Zosia zmieszała się ostatecznie. Atanazego drażniła ta rozmowa niepomiernie: mało ze skóry nie wyskoczył, ale na dnie było w tym coś płciowego: „płciowy gniew”, grożący lyngamem208 jako narzędziem bicia. „Tak, one to lubią wywoływać, tę właśnie złość. Ohyda na każdym kroku. Jak zechcę, to cię będę miał kiedykolwiek bądź. W miłości jest to samo, tylko powierzchownie zamaskowane. Jędrek ma rację: przyjaźń jest czymś nieskończenie wyższym, tylko nie taka, jak on sobie wyobraża”. Ale nie miał już w stosunku do Heli tej pewności co dawniej i to podniecało go coraz więcej. Niedawna harmonia bezwładu rozwiała się ostatecznie. Życie leżało przed nim jak niedopatroszone przez niedźwiedzia ścierwo, jak otwarta, ropiejąca rana, jak bezczelnie rozwalone połacie jakiegoś monstrualnego płciowego organu: niezałatwione, uprzykrzone, rozbabrane, nieporządne, wymykające się wszelkim kategoriom, już nie jako metafizyczna dziwność, ale jako takie, to zwykłe, odtąd — dotąd, w którym wszystko jest takim, jakim jest: i restauracja, wódeczka, zakąska i piwko, i papierosik, posadka, dziewczynka, miłostka i przyjaciel, podwieczorek i babcia, i narzeczona, i jakieś pokoiki, dywaniki i cala ta przyjemność: ta ludzka, obrzydliwa, odtajemniczona, sprowadzona do zmian chemicznych w gastrulach czy blastulach209, czy jakichś innych drobniutkich świństwach składających210 ciało, o których tak lubił mówić Chwazdrygiel.
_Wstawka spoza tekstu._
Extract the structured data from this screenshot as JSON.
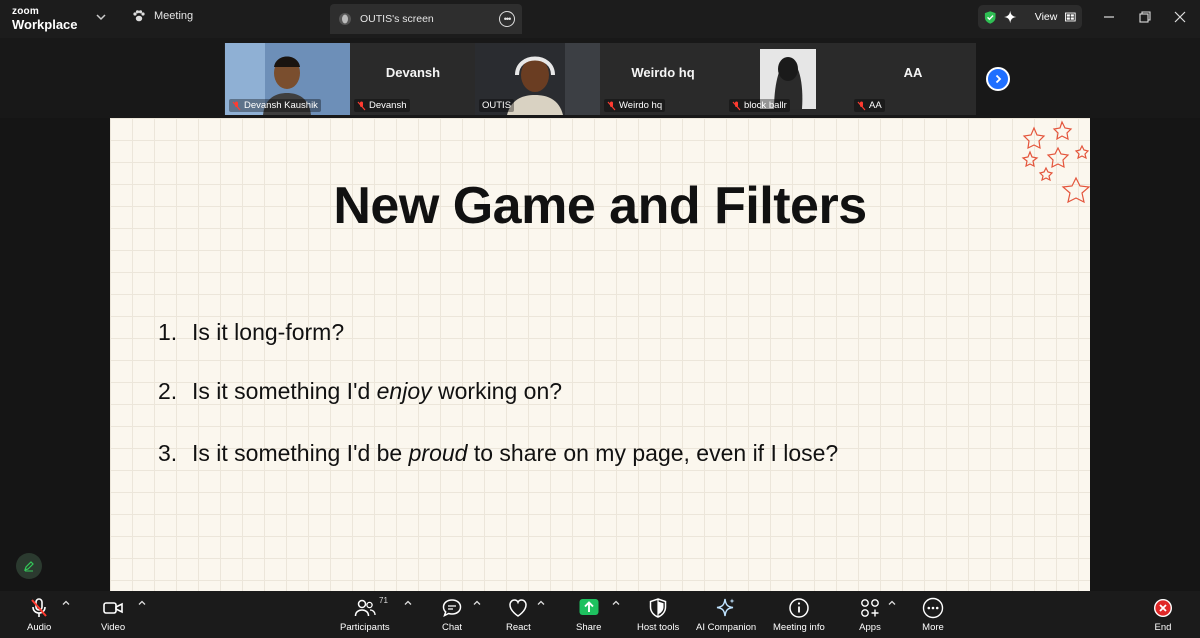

Posłyszał nieśmiałą odpowiedź Zosi i znowu poczuł, że ją kocha, ale wszystko było dalej oblepione półpłynnym paskudztwem. Był bezsilny.
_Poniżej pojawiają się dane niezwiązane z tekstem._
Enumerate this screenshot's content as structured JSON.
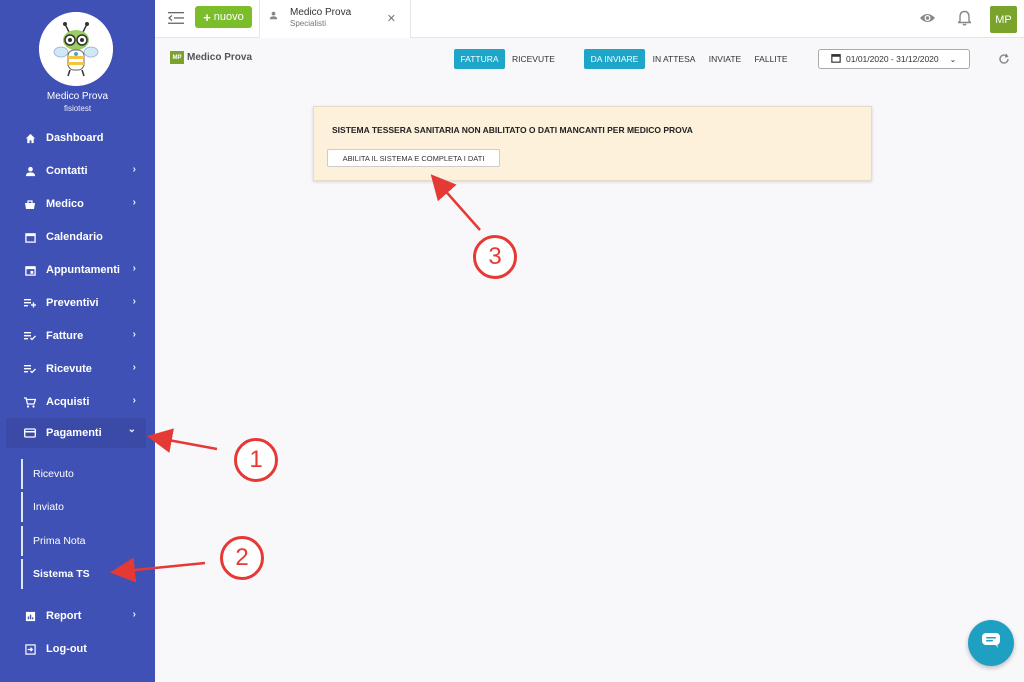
{
  "user": {
    "name": "Medico Prova",
    "subtitle": "fisiotest"
  },
  "sidebar": {
    "items": [
      {
        "label": "Dashboard",
        "icon": "home-icon",
        "chevron": false
      },
      {
        "label": "Contatti",
        "icon": "person-icon",
        "chevron": true
      },
      {
        "label": "Medico",
        "icon": "medical-bag-icon",
        "chevron": true
      },
      {
        "label": "Calendario",
        "icon": "calendar-icon",
        "chevron": false
      },
      {
        "label": "Appuntamenti",
        "icon": "calendar-event-icon",
        "chevron": true
      },
      {
        "label": "Preventivi",
        "icon": "list-add-icon",
        "chevron": true
      },
      {
        "label": "Fatture",
        "icon": "list-check-icon",
        "chevron": true
      },
      {
        "label": "Ricevute",
        "icon": "list-check-icon",
        "chevron": true
      },
      {
        "label": "Acquisti",
        "icon": "cart-icon",
        "chevron": true
      },
      {
        "label": "Pagamenti",
        "icon": "credit-card-icon",
        "chevron": true,
        "expanded": true
      },
      {
        "label": "Report",
        "icon": "chart-icon",
        "chevron": true
      },
      {
        "label": "Log-out",
        "icon": "logout-icon",
        "chevron": false
      }
    ],
    "subitems": [
      {
        "label": "Ricevuto"
      },
      {
        "label": "Inviato"
      },
      {
        "label": "Prima Nota"
      },
      {
        "label": "Sistema TS",
        "selected": true
      }
    ]
  },
  "topbar": {
    "new_label": "nuovo",
    "tab": {
      "title": "Medico Prova",
      "subtitle": "Specialisti"
    },
    "avatar_initials": "MP"
  },
  "subheader": {
    "brand_badge": "MP",
    "brand_name": "Medico Prova",
    "doc_toggle": [
      "FATTURA",
      "RICEVUTE"
    ],
    "status_toggle": [
      "DA INVIARE",
      "IN ATTESA",
      "INVIATE",
      "FALLITE"
    ],
    "date_range": "01/01/2020 - 31/12/2020"
  },
  "alert": {
    "message": "SISTEMA TESSERA SANITARIA NON ABILITATO O DATI MANCANTI PER MEDICO PROVA",
    "button_label": "ABILITA IL SISTEMA E COMPLETA I DATI"
  },
  "annotations": [
    "1",
    "2",
    "3"
  ],
  "colors": {
    "sidebar": "#3f51b5",
    "primary_toggle": "#1da6c8",
    "new_button": "#7cbd2c",
    "avatar": "#7aa32c",
    "alert_bg": "#fdf1db",
    "annotation": "#e53935"
  }
}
Zosia: A ja pani właśnie wszystkiego zazdroszczę, nawet tego, że pani jest Żydówką — pani jednej. Pani ma prawo do wszystkiego. Ale najwięcej zazdroszczę pani tej programowej ordynarności, którą pani tak dobrze umie zrobić. (Hela spojrzała na nią z zainteresowaniem). Ja bym chciała być taką.
Hela: A gdybym zakochała się w panu Atanazym do tego stopnia, że zechciałabym go pani odebrać?
Bury cień przemknął przez jasną „twarzyczkę” Zosi: była prawie brunetką w tej chwili.
— Panią jedną mogłabym zabić za to — rzekła prawie z wybuchem i zaczerwieniła się po samo „czółko”. (Tak pomyślała o sobie w tej chwili). — Ale pani tylko żartuje. Ja chcę być pani przyjaciółką, o tak — wzięła ją za rękę i przytuliły się do siebie, nie obejmując się.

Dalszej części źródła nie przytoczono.